Southie History: Charles Dickens and Helen Keller

1.7 min readBy Published On: September 18th, 2017Categories: Features0 Comments on Southie History: Charles Dickens and Helen Keller

Written by Anna White

Without Southie, the late great Patty Duke never wins an Oscar and the ACLU might not be a thing

In 1842, the most famous writer in the world came to Boston. Imagine if Harry Styles, Julian Edelman and Neil Degrasse Tyson were one person. Imagine how popular that person would be. That’s how famous Charles Dickens was when he came to Boston at the age of thirty. (Check out a portrait of Dickens here – just scroll down the page.) You might be shrugging to yourself now, “Eh Scrooge, Miss Havisham, best of times, worst of times etcetera. High School English would have been better without Mr. Dickens.” Just so you know, I’m shaking my head at you in judgement. Ahem, anyway, back in the day he was one of the most famous celebrities in the world.

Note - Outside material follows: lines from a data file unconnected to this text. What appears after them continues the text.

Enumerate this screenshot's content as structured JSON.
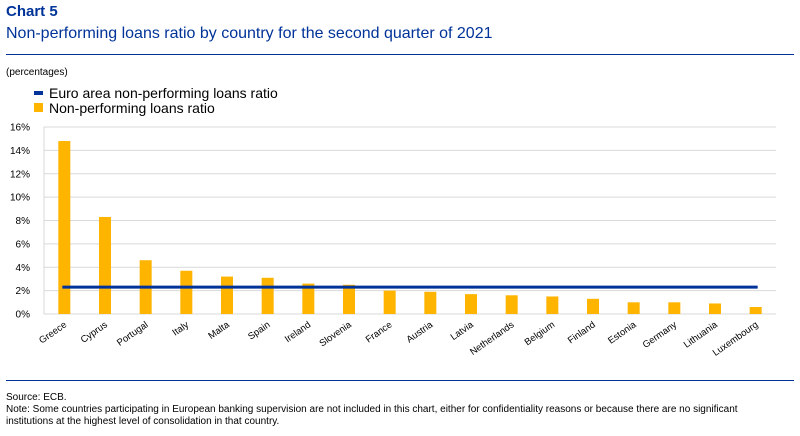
{
  "header": {
    "label": "Chart 5",
    "title": "Non-performing loans ratio by country for the second quarter of 2021"
  },
  "units": "(percentages)",
  "chart_data": {
    "type": "bar",
    "categories": [
      "Greece",
      "Cyprus",
      "Portugal",
      "Italy",
      "Malta",
      "Spain",
      "Ireland",
      "Slovenia",
      "France",
      "Austria",
      "Latvia",
      "Netherlands",
      "Belgium",
      "Finland",
      "Estonia",
      "Germany",
      "Lithuania",
      "Luxembourg"
    ],
    "series": [
      {
        "name": "Non-performing loans ratio",
        "type": "bar",
        "color": "#ffb400",
        "values": [
          14.8,
          8.3,
          4.6,
          3.7,
          3.2,
          3.1,
          2.6,
          2.5,
          2.0,
          1.9,
          1.7,
          1.6,
          1.5,
          1.3,
          1.0,
          1.0,
          0.9,
          0.6
        ]
      },
      {
        "name": "Euro area non-performing loans ratio",
        "type": "line",
        "color": "#003399",
        "value": 2.3
      }
    ],
    "yticks": [
      "0%",
      "2%",
      "4%",
      "6%",
      "8%",
      "10%",
      "12%",
      "14%",
      "16%"
    ],
    "ylim": [
      0,
      16
    ],
    "grid": true,
    "legend_position": "top-left"
  },
  "footer": {
    "source": "Source: ECB.",
    "note": "Note: Some countries participating in European banking supervision are not included in this chart, either for confidentiality reasons or because there are no significant institutions at the highest level of consolidation in that country."
  }
}
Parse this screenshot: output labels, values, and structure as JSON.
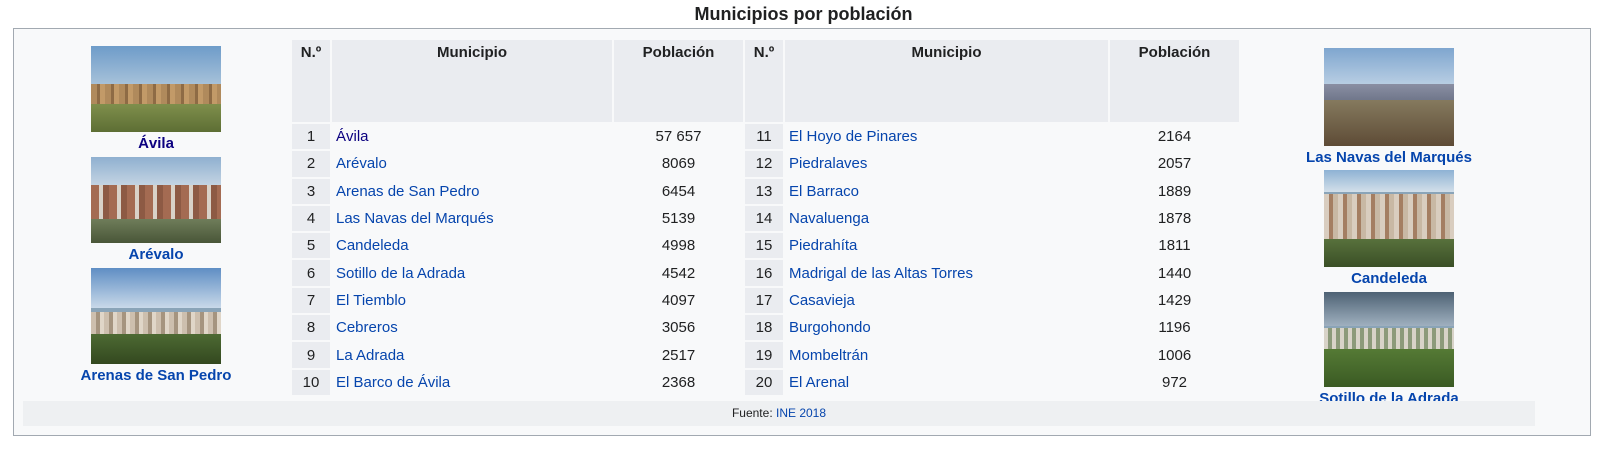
{
  "title": "Municipios por población",
  "headers": {
    "num": "N.º",
    "municipio": "Municipio",
    "poblacion": "Población"
  },
  "left_photos": [
    {
      "caption": "Ávila",
      "visited": true
    },
    {
      "caption": "Arévalo",
      "visited": false
    },
    {
      "caption": "Arenas de San Pedro",
      "visited": false
    }
  ],
  "right_photos": [
    {
      "caption": "Las Navas del Marqués",
      "visited": false
    },
    {
      "caption": "Candeleda",
      "visited": false
    },
    {
      "caption": "Sotillo de la Adrada",
      "visited": false
    }
  ],
  "rows": [
    {
      "n1": "1",
      "m1": "Ávila",
      "p1": "57 657",
      "n2": "11",
      "m2": "El Hoyo de Pinares",
      "p2": "2164"
    },
    {
      "n1": "2",
      "m1": "Arévalo",
      "p1": "8069",
      "n2": "12",
      "m2": "Piedralaves",
      "p2": "2057"
    },
    {
      "n1": "3",
      "m1": "Arenas de San Pedro",
      "p1": "6454",
      "n2": "13",
      "m2": "El Barraco",
      "p2": "1889"
    },
    {
      "n1": "4",
      "m1": "Las Navas del Marqués",
      "p1": "5139",
      "n2": "14",
      "m2": "Navaluenga",
      "p2": "1878"
    },
    {
      "n1": "5",
      "m1": "Candeleda",
      "p1": "4998",
      "n2": "15",
      "m2": "Piedrahíta",
      "p2": "1811"
    },
    {
      "n1": "6",
      "m1": "Sotillo de la Adrada",
      "p1": "4542",
      "n2": "16",
      "m2": "Madrigal de las Altas Torres",
      "p2": "1440"
    },
    {
      "n1": "7",
      "m1": "El Tiemblo",
      "p1": "4097",
      "n2": "17",
      "m2": "Casavieja",
      "p2": "1429"
    },
    {
      "n1": "8",
      "m1": "Cebreros",
      "p1": "3056",
      "n2": "18",
      "m2": "Burgohondo",
      "p2": "1196"
    },
    {
      "n1": "9",
      "m1": "La Adrada",
      "p1": "2517",
      "n2": "19",
      "m2": "Mombeltrán",
      "p2": "1006"
    },
    {
      "n1": "10",
      "m1": "El Barco de Ávila",
      "p1": "2368",
      "n2": "20",
      "m2": "El Arenal",
      "p2": "972"
    }
  ],
  "footer": {
    "label": "Fuente:",
    "link": "INE 2018"
  }
}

And, of course, like the celebrities of today, he came to Southie. If you remember your History Lesson from a few months ago, the Perkins School for the Blind used to be located in our neighborhood. Charles Dickens spent a day in Southie, at the Perkins, which impressed him so much he wrote about in his travel book, “American Notes.”

The passage in “American Notes” about the Perkins and its students really resonated with Kate Adams Keller when she read it decades later. Kate was so moved that she wrote to the school requesting a tutor for her daughter, Helen. The Perkins School then sent Anne Sullivan to Alabama to work with her daughter, Helen, in 1887. Anne and Helen both came back to live and study in Southie at the Perkins for 5 years.

Without our neighborhood connecting people:
-Helen Keller was the co-founder of the ACLU. Without the education she received because of the Perkins, the ACLU might not exist, and
-The Miracle Worker wouldn’t go on to win two Oscars, a BAFTA and a Golden Globe in the early 1960s because it might also not exist. One of the Oscars went to the amazing Patty Duke for her portrayal of Helen Keller.